Les parties ont été régulièrement averties du jour de l'audience.
Ont été entendus au cours de l'audience publique :
- le rapport de Mme Geffroy,
- et les conclusions de Mme Bruno-Salel, rapporteur public.
Considérant ce qui suit :
1. Il résulte de l'instruction que, le 31 juillet 2012, M. D... E..., alors âgé de 55 ans, a été opéré par une intervention chirurgicale programmée à l'hôpital Louis Mourier consistant en une résection oeso-gastrique par voie abdominale laparoscopique et par thoracotomie droite, visant à traiter l'extension en profondeur d'une tumeur maligne de très petite taille dont l'exérèse avait été réalisée en mai 2012. Il a été transféré le 2 août 2012 dans le service de réanimation du même hôpital pour une défaillance respiratoire fébrile à bacilles gram négatif. Une infection pulmonaire à pseudomonas aeruginosa qualifiée de nosocomiale par le compte-rendu d'hospitalisation a provoqué des chocs septiques et une insuffisance rénale nécessitant le recours à une hémofiltration continue à partir du 6 septembre 2012. Un arrêt cardiaque sur fibrillation ventriculaire a conduit au décès le 11 septembre à 00h13 malgré les manoeuvres de réanimation. Il est constant que la cause du décès est imputable à l'erreur majeure du service sur la quantité de potassium rajouté dans les poches d'hémodiafiltration le 10 septembre 2012 après 18h30, heure à laquelle le taux de potassium dans le sang du patient était normal.

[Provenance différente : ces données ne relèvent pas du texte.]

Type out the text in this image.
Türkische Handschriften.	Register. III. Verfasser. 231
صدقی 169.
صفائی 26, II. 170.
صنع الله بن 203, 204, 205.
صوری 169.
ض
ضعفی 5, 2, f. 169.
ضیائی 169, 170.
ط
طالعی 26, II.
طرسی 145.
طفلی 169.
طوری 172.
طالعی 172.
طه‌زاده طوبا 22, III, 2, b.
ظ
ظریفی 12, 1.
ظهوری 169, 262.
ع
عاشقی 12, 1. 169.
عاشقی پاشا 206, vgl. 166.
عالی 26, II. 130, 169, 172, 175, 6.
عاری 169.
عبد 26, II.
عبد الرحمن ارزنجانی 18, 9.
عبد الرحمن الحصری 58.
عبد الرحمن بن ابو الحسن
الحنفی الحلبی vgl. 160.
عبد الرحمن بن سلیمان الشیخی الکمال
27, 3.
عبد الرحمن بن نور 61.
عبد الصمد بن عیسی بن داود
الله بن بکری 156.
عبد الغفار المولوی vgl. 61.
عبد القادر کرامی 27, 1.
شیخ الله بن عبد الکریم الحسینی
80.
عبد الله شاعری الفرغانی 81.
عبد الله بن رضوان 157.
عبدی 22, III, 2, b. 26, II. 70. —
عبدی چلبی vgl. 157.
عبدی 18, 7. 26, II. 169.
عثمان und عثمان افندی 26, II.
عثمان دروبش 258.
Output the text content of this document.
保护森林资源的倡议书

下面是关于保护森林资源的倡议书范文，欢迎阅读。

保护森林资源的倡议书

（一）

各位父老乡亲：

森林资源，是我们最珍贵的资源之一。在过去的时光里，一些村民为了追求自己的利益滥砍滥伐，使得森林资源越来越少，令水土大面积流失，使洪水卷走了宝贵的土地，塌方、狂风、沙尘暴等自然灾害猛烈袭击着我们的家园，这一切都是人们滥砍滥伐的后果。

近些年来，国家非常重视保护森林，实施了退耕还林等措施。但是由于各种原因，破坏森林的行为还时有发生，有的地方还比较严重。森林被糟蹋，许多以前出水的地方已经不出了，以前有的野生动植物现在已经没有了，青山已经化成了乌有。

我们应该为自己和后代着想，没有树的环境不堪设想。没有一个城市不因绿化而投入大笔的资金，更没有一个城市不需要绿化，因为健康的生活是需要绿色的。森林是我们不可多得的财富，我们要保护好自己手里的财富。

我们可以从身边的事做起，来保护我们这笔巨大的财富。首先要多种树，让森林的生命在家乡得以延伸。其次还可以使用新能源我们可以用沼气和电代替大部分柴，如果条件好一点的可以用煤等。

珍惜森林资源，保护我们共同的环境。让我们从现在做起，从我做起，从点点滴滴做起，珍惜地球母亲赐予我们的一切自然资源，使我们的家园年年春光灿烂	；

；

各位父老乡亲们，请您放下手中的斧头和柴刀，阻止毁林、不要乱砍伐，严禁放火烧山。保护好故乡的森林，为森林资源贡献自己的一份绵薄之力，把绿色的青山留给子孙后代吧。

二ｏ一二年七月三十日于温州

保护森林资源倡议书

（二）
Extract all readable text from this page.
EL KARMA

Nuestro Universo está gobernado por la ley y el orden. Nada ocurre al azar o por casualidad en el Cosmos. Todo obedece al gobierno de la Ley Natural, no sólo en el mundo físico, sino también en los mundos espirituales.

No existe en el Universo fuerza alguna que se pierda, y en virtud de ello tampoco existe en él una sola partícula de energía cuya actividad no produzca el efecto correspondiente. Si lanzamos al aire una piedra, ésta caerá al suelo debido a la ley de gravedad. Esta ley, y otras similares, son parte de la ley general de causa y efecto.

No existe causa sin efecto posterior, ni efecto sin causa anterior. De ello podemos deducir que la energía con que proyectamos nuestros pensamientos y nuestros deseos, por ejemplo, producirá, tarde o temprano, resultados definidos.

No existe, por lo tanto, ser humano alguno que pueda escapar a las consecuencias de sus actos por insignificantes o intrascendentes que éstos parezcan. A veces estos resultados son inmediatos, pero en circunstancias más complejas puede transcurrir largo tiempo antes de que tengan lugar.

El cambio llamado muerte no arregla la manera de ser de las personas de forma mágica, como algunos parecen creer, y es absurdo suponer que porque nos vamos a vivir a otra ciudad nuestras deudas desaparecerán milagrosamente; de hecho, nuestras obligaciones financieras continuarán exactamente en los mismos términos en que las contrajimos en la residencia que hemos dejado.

2. Le tribunal a, en conséquence, condamné l'Assistance publique-Hôpitaux de Paris (AP-HP), d'une part sur le fondement de l'infection nosocomiale, au versement d'une indemnité de 10 000 euros aux consorts E...en leur qualité d'ayants droit de leur père et une indemnité de 3 000 euros à chacun en leur nom propre au titre du préjudice d'accompagnement. D'autre part, sur le fondement de la faute commise par l'injection létale du chlorure de potassium, le tribunal après avoir évalué à 30 % la chance de survie perdue par M. E... du fait de la faute médicale commise a condamné l'AP-HP au versement d'une indemnité de 2 000 euros à chacun au titre du préjudice d'affection subi du fait du décès de leur père. Les consorts E...relèvent régulièrement appel de ce jugement en tant seulement qu'il a été statué sur leurs conclusions tendant à l'indemnisation du préjudice d'affection sur le fondement de la responsabilité pour faute.
3. Aux termes de l'article L. 1142-1 du code de la santé publique : " I. - Hors le cas où leur responsabilité est encourue en raison d'un défaut d'un produit de santé, les professionnels de santé mentionnés à la quatrième partie du présent code, ainsi que tout établissement, service ou organisme dans lesquels sont réalisés des actes individuels de prévention, de diagnostic ou de soins ne sont responsables des conséquences dommageables d'actes de prévention, de diagnostic ou de soins qu'en cas de faute. / Les établissements, services et organismes susmentionnés sont responsables des dommages résultant d'infections nosocomiales, sauf s'ils rapportent la preuve d'une cause étrangère (...) ".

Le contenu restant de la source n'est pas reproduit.